Gov. Dannel P. Malloy has signed the repeal of Connecticut's death penalty into law, two weeks after the bill passed the state legislature.

"Today the futility of the death penalty gives way to reason in Connecticut," said Andrew Schneider, executive director of the American Civil Liberties Union of Connecticut. "With Gov. Malloy's signature, Connecticut becomes the 17th state to reject a mechanism of injustice that has demeaned our nation. We hope that our governor's courage and leadership will inspire other governors in other states to take the same step away from vengeance toward a more just society."

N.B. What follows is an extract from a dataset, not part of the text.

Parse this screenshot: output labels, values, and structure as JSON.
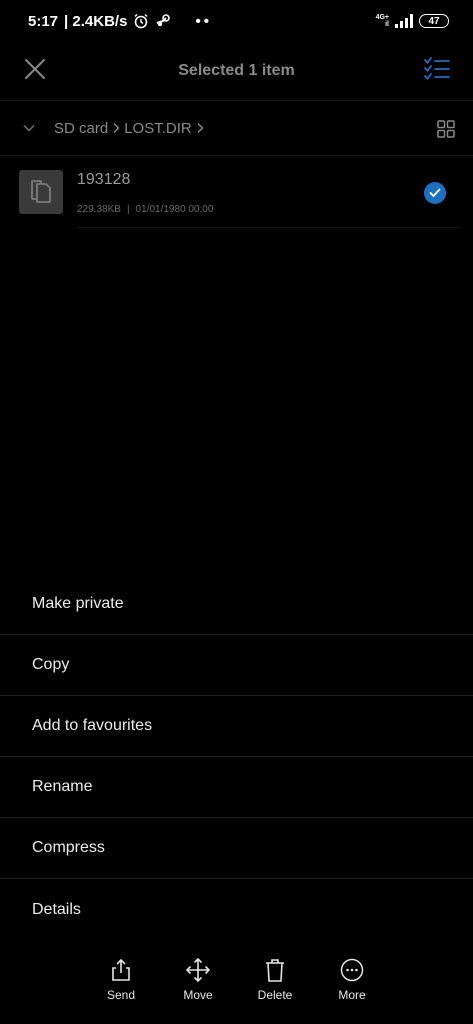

The repeal measure passed the state Senate on April 4 after a debate that stretched into early morning and cleared the state House of Representatives on April 11. Malloy signed it April 25. It is not retroactive, which means the 11 men now on Connecticut's death row will stay there.

The other 16 states that have repealed the death penalty are Alaska, Hawaii, Illinois, Iowa, Maine, Massachusetts, Michigan, Minnesota, New Jersey, New Mexico, New York, North Dakota, Rhode Island, Vermont, West Virginia and Wisconsin. Washington, D.C., also has no death penalty.

There are signs of change in the remaining 34 states that still have death penalty laws on their books. Executions have been halted for the past six years in California out of concern for the way lethal injections were being carried out and voters will decide in a November referendum whether to abolish capital punishment there. Repeal bills have been introduced in Georgia, Kansas, New Hampshire and Washington state. Kentucky, Oregon and Pennsylvania are reviewing their death penalty laws.

In the last 39 years, 140 people have been released from death row with evidence of their innocence. As Schneider told the state legislature's Judiciary Committee in testimony at a hearing last month, the death penalty is "an irreversible punishment used by a justice system that makes mistakes, thus creating the very real risk of executing an innocent person."